Croatia’s private and family-run accommodation sector entered 2025 under growing pressure from new tax measures and legislative changes, with early data already pointing to visible consequences on the market.

While headline tourism figures continue to show modest national growth, as Jutarnji list reports, underlying trends reveal significant structural shifts that are particularly affecting accommodation in private households.

According to Croatian National Tourist Board data, 668,514 beds were registered in private accommodation at the end of August this year, compared to 671,508 a year earlier.

This represents a loss of nearly 3,000 beds in just twelve months, during the peak of the tourist season. Although the decline appears moderate, experts see it as the start of a trend that could accelerate in the coming years.

Overall tourism results remain relatively stable. In the first eleven months of the year, the commercial sector recorded 20.4 million arrivals and 94.7 million overnight stays, up two per cent and one per cent respectively compared to last year.

The non-commercial segment remained unchanged, with 460,000 arrivals and 10.7 million overnight stays. July and August showed flat arrivals and a one per cent drop in overnight stays.

Despite these figures, 2025 has been marked by uncertainty. The private accommodation sector has faced a series of regulatory and financial pressures, including the introduction of a property tax, higher flat-rate taxes, deadlines for removing categorisation permits in residential buildings with more than four units, and a halt on issuing new permits in such properties.

At the same time, operating costs such as utilities, cleaning, maintenance and supplies have continued to rise.

These changes have hit small-scale and budget accommodation providers the hardest. Many owners offering affordable lodging have exited the market, unable to absorb rising costs and taxes. This is now reflected in the falling number of beds, Jutarnji list writes.

At the other end of the spectrum, luxury villas with pools continue to grow slightly in number, but face increasing competition. High-end mobile homes and modular units in campsites, along with mixed-use resorts where properties are centrally managed and rented, are placing downward pressure on prices and demand.

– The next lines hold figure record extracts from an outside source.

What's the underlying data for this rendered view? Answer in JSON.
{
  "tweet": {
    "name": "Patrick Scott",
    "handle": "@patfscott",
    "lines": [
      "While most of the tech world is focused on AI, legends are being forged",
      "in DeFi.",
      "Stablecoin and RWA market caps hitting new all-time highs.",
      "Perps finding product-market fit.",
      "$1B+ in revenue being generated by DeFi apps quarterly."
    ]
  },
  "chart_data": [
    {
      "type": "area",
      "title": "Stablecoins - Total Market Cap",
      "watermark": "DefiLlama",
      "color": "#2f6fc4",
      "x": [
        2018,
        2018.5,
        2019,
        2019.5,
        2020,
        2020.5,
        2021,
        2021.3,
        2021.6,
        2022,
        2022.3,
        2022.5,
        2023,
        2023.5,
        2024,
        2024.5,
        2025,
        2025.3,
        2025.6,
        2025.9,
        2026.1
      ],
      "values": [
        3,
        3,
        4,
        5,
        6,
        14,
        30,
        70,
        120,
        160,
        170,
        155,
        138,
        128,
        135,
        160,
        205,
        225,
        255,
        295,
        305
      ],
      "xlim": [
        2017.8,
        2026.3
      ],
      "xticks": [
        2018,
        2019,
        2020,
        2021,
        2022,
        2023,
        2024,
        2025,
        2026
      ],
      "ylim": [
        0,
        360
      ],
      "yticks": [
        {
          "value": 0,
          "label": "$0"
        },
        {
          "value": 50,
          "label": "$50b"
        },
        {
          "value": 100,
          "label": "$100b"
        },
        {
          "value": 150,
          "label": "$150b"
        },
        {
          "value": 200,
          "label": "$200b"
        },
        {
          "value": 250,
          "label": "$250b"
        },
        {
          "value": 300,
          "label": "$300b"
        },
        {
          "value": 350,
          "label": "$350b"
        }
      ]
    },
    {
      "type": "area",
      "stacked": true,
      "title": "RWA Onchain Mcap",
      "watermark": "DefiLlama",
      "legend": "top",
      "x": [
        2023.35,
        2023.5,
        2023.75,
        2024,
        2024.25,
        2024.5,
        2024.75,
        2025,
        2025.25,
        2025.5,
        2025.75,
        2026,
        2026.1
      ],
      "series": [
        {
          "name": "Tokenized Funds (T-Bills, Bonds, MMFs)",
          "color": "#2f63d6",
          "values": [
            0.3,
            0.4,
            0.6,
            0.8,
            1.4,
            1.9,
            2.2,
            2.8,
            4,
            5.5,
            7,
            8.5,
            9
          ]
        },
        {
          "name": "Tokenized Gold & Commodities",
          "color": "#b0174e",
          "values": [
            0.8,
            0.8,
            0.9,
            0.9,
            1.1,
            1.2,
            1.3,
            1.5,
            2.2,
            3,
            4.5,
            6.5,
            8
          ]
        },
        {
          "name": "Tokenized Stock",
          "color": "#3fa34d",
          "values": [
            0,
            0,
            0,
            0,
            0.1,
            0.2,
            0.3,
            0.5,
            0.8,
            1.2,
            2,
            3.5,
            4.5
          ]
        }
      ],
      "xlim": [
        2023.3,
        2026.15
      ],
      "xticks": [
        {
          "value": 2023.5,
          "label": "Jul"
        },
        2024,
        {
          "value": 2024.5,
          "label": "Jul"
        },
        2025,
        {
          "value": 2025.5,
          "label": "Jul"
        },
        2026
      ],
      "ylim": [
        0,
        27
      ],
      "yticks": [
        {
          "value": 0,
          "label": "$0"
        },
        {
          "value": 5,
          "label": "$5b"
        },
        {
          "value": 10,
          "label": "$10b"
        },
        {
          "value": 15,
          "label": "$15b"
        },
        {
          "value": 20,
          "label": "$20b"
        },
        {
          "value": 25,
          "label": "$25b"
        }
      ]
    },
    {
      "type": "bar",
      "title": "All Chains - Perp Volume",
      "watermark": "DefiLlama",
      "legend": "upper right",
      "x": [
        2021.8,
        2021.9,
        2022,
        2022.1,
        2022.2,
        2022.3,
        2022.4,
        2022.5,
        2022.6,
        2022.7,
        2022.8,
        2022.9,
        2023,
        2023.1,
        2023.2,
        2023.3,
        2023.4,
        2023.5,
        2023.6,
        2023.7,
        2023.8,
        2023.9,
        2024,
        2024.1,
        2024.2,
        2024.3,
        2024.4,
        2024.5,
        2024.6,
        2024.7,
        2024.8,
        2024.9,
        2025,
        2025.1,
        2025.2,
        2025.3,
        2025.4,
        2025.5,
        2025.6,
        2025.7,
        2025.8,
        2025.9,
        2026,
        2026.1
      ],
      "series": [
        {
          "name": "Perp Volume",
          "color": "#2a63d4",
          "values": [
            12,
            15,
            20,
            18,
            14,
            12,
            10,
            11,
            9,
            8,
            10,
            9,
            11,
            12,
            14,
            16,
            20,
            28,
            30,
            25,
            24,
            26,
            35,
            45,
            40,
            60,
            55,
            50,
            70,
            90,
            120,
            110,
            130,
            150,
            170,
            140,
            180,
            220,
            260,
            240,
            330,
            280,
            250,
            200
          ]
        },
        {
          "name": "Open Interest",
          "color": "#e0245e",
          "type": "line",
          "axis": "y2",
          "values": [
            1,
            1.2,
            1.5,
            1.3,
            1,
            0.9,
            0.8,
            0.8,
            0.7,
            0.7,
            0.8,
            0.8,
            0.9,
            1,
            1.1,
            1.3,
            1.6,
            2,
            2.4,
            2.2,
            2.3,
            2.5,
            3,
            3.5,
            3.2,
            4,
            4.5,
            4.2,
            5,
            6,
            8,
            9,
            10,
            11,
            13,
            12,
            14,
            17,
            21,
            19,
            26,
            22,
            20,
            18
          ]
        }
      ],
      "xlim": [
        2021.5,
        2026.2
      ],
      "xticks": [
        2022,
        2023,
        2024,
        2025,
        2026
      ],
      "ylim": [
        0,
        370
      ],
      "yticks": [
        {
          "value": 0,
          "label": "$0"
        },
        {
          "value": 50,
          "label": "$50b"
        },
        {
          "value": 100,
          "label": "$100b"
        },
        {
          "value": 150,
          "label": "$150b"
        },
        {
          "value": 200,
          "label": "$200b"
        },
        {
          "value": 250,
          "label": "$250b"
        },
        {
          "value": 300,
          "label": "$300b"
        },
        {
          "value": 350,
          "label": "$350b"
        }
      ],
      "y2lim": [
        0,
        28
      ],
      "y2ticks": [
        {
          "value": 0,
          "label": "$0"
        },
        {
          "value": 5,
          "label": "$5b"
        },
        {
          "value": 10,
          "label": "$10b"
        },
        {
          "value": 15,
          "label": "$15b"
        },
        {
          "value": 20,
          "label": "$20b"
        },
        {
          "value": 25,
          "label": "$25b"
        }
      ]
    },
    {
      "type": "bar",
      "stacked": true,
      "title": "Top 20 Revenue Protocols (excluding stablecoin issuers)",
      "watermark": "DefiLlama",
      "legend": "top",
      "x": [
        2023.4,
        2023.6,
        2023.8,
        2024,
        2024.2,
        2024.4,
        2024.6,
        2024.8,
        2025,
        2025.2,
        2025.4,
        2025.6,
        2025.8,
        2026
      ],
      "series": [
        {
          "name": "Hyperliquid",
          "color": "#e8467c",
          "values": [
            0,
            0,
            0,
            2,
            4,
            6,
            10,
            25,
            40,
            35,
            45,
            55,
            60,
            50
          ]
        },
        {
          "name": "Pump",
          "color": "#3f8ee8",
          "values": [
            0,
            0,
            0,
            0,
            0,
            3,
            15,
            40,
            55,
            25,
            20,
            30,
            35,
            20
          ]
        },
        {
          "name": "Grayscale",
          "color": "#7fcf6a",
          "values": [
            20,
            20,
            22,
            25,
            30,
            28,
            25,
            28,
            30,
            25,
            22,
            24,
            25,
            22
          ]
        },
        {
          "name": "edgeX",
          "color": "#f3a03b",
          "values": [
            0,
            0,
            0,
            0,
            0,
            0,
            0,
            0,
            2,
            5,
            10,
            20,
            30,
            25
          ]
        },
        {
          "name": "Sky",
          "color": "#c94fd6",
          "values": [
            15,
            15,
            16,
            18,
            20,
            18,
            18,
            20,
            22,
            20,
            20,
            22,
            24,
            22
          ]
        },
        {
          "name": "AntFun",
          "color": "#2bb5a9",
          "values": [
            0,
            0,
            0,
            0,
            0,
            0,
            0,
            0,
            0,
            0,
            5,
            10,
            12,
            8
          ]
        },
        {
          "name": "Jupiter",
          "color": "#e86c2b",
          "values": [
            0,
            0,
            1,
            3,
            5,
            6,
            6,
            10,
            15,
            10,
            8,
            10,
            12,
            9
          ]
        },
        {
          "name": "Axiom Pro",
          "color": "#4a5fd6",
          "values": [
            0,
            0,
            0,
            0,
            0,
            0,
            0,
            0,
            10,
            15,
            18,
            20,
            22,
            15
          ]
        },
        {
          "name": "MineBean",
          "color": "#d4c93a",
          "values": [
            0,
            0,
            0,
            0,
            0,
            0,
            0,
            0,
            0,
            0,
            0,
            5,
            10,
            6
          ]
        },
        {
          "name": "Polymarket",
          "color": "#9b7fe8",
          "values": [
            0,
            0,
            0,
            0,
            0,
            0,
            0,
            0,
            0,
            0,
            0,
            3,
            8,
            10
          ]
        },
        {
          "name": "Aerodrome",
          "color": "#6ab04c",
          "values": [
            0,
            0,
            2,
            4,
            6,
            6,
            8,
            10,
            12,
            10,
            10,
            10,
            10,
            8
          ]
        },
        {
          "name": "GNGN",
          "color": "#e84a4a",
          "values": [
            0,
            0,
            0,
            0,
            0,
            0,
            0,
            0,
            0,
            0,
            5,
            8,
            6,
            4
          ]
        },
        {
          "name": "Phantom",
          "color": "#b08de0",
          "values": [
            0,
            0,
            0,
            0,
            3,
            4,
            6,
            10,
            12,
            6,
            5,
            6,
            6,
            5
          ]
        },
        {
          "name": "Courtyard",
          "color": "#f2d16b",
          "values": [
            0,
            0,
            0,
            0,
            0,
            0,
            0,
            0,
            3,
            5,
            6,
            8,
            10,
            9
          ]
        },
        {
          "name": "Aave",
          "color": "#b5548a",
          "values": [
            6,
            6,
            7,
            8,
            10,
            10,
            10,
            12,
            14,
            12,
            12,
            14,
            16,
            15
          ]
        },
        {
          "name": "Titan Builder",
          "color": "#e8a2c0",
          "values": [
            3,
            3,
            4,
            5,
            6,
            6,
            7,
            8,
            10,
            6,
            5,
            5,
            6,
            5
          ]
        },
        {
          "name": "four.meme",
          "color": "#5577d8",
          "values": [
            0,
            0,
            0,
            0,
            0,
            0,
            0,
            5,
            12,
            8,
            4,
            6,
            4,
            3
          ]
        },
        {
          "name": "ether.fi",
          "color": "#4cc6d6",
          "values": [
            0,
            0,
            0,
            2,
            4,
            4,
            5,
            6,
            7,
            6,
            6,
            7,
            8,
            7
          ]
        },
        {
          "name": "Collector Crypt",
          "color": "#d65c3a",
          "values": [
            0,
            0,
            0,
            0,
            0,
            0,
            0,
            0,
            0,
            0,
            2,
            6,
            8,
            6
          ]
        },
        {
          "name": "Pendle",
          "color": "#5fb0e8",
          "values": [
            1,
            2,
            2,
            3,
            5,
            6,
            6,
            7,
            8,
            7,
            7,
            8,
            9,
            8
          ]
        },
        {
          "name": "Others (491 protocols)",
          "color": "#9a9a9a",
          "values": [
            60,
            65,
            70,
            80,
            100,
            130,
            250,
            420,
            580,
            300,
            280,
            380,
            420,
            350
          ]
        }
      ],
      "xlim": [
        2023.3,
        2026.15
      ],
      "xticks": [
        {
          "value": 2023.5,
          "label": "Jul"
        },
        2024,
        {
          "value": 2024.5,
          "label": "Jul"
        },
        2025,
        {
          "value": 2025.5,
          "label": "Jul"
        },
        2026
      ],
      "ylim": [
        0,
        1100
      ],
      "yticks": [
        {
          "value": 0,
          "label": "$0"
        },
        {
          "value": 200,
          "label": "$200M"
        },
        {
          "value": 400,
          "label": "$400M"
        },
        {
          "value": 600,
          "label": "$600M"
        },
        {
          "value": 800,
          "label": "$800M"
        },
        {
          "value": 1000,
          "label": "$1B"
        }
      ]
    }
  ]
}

Looking ahead, 2026 could mark a turning point. Lower-category private accommodation is expected to continue shrinking, with many properties shifting to long-term rentals, worker housing or being sold altogether.

At the same time, changes in source markets are emerging. Demand from Germany, traditionally the backbone of family accommodation, is weakening, while wealthier guests from Eastern Europe are becoming more prominent.

Together, these trends suggest Croatia’s family accommodation sector is entering a period of deep and lasting transformation, with fewer beds, a changing guest profile and a market very different from the one that defined Croatian tourism for decades.